12.1.10

As condições degradantes em que trabalha o Grupo de Teatro de Letras (GTL) da Universidade de Lisboa, e a falta de espaço para os seus ensaios

Vivem à margem. São escravos da emoção. Brincam aos gritos. Entre berros e beijos...soltam-se vontades, libertam-se pulsões e criam-se tensões. Bem-vindos ao GTL, uma orquestra dirigida por Ávila Costa. Há 20 anos a experimentar Teatro.

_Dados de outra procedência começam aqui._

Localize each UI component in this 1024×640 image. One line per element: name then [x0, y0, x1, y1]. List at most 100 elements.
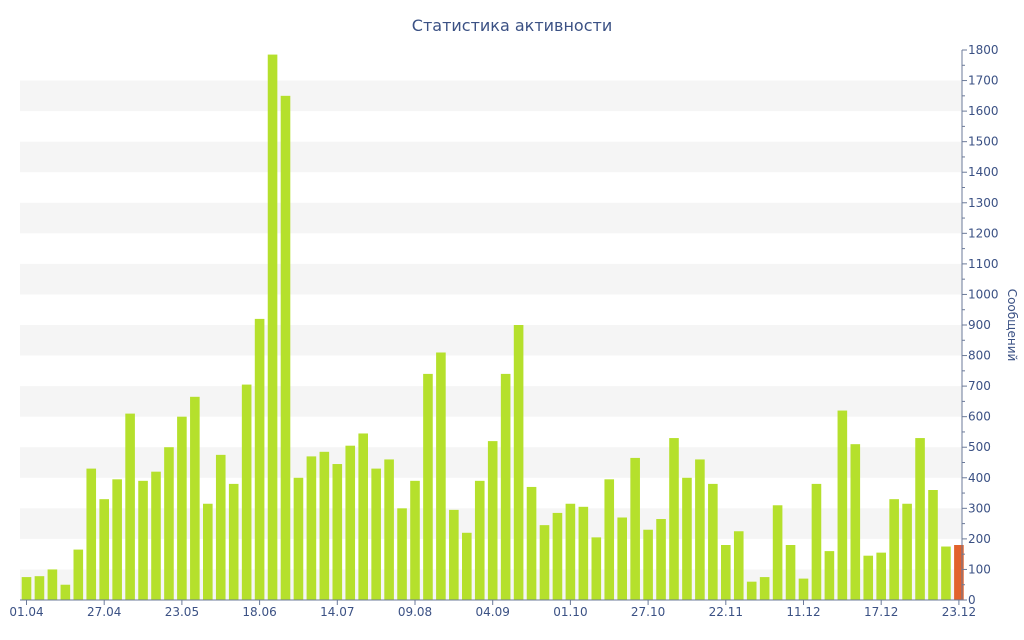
y-tick-label: 1100 — [968, 257, 999, 271]
bar[interactable] — [902, 503, 912, 600]
bar[interactable] — [21, 577, 32, 600]
bar[interactable] — [60, 584, 71, 600]
bar[interactable] — [565, 503, 576, 600]
bar[interactable] — [112, 479, 122, 600]
bar[interactable] — [34, 576, 45, 600]
bar[interactable] — [630, 457, 640, 600]
bar[interactable] — [151, 471, 161, 600]
y-tick-label: 100 — [968, 562, 991, 576]
bar[interactable] — [591, 537, 602, 600]
bar[interactable] — [552, 512, 563, 600]
bar[interactable] — [578, 506, 589, 600]
bar[interactable] — [487, 441, 498, 600]
bar[interactable] — [526, 486, 537, 600]
bar[interactable] — [539, 525, 550, 600]
x-tick-label: 04.09 — [476, 605, 510, 619]
bar[interactable] — [928, 490, 938, 600]
bar[interactable] — [423, 373, 433, 600]
bar[interactable] — [371, 468, 381, 600]
y-tick-label: 900 — [968, 318, 991, 332]
bar[interactable] — [824, 551, 835, 600]
bar[interactable] — [215, 454, 226, 600]
bar[interactable] — [695, 459, 705, 600]
y-tick-label: 1400 — [968, 165, 999, 179]
bar[interactable] — [319, 451, 330, 600]
y-tick-label: 800 — [968, 349, 991, 363]
bar[interactable] — [73, 549, 84, 600]
bar[interactable] — [915, 438, 925, 600]
bar[interactable] — [617, 517, 627, 601]
y-tick-label: 700 — [968, 379, 991, 393]
x-tick-label: 01.04 — [9, 605, 43, 619]
bar[interactable] — [384, 459, 394, 600]
y-tick-label: 1700 — [968, 74, 999, 88]
bar[interactable] — [241, 384, 252, 600]
bar[interactable] — [785, 545, 796, 600]
grid-band — [20, 325, 962, 356]
bar[interactable] — [306, 456, 317, 600]
x-tick-label: 11.12 — [786, 605, 820, 619]
bar[interactable] — [267, 54, 278, 600]
grid-band — [20, 80, 962, 112]
bar[interactable] — [138, 480, 148, 600]
y-tick-label: 1200 — [968, 226, 999, 240]
bar[interactable] — [500, 373, 511, 600]
bar[interactable] — [203, 503, 213, 600]
x-axis-ticks: 01.04 27.04 23.05 18.06 14.07 09.08 04.09 01.10… — [9, 600, 976, 619]
bar[interactable] — [798, 578, 809, 600]
bar[interactable] — [772, 505, 783, 600]
bar[interactable] — [293, 477, 304, 600]
grid-band — [20, 386, 962, 417]
y-tick-label: 1500 — [968, 135, 999, 149]
bar[interactable] — [410, 480, 420, 600]
bar[interactable] — [733, 531, 744, 600]
bar-highlight[interactable] — [954, 545, 964, 600]
bar[interactable] — [604, 479, 615, 600]
bar[interactable] — [759, 577, 770, 600]
y-tick-label: 600 — [968, 410, 991, 424]
bar[interactable] — [254, 318, 265, 600]
bar[interactable] — [177, 416, 187, 600]
x-tick-label: 27.10 — [631, 605, 665, 619]
bar[interactable] — [811, 483, 822, 600]
y-tick-label: 500 — [968, 440, 991, 454]
bar[interactable] — [669, 438, 679, 600]
bar[interactable] — [125, 413, 135, 600]
bar[interactable] — [863, 555, 874, 600]
grid-band — [20, 202, 962, 234]
bar[interactable] — [228, 483, 239, 600]
bar[interactable] — [86, 468, 97, 600]
bar[interactable] — [682, 477, 692, 600]
bar[interactable] — [190, 396, 200, 600]
bar[interactable] — [436, 352, 446, 601]
bar[interactable] — [462, 532, 472, 600]
y-tick-label: 300 — [968, 501, 991, 515]
bar[interactable] — [643, 529, 653, 600]
bar[interactable] — [708, 483, 718, 600]
bar[interactable] — [746, 581, 757, 600]
y-tick-label: 1300 — [968, 196, 999, 210]
bar[interactable] — [358, 433, 368, 600]
bars-group — [21, 54, 964, 601]
bar[interactable] — [941, 546, 951, 600]
bar[interactable] — [280, 95, 291, 600]
bar[interactable] — [850, 444, 861, 600]
bar[interactable] — [721, 545, 731, 600]
bar[interactable] — [164, 447, 174, 600]
bar[interactable] — [345, 445, 356, 600]
bar[interactable] — [513, 325, 524, 600]
bar[interactable] — [449, 509, 459, 600]
bar[interactable] — [876, 552, 886, 600]
bar[interactable] — [656, 519, 666, 600]
bar[interactable] — [397, 508, 407, 600]
bar[interactable] — [889, 499, 899, 600]
x-tick-label: 22.11 — [709, 605, 743, 619]
y-tick-label: 1000 — [968, 287, 999, 301]
bar[interactable] — [332, 464, 343, 600]
grid-bands — [20, 80, 962, 600]
bar[interactable] — [47, 569, 58, 600]
bar[interactable] — [837, 410, 848, 600]
bar[interactable] — [99, 499, 109, 600]
bar[interactable] — [474, 480, 485, 600]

Faculdade de Letras da Universidade de Lisboa é a morada do espaço que serve de laboratório aos apaixonados pelo Teatro de Ávila Costa, único encenador que o grupo conhece desde sempre, desenvolvendo um trabalho psico-físico com os actores numa linha experimental

O GTL, Grupo de Teatro de Letras, da Universidade de Lisboa, prepara afincadamente a estreia da peça "Terrorismo", dos irmãos Presniako, sob a direcção de José Ávila Costa, encenador do grupo desde há 20 anos. Apesar de todo o seu historial, e da acção teatral que sempre o animou, o GTL debate-se actualmente com problemas graves, ligados à falta de espaços para os seus ensaios e representações, num contexto académico que deveria propiciar apoio para a promoção e divulgação do teatro, coisa que, pelos visto, anda arredia por aquelas bandas.

Por isso, nada mais oportuno que uma chamada de atenção para a actividade do GTL, Grupo de Teatro de Letras.



Reproduz-se a seguir um texto de denúncia, da autoria de um dos seus elementos, que também é aluna da Faculdade de Letras da Universidade Cla´ssica de Lisboa, da situação vivida actualmente pelo GTL




Para quem não sabe, eu assumo: há largos meses que me encontro em processo de formação teatral, no verdadeiro sentido da palavra. A paixão escondida desde sempre encontrou uma casa para se consumar, finalmente! Porque workshops a prazo, concursos televisivos, castings baratos e grupos descartáveis...nunca me seduziram à entrega desta paixão.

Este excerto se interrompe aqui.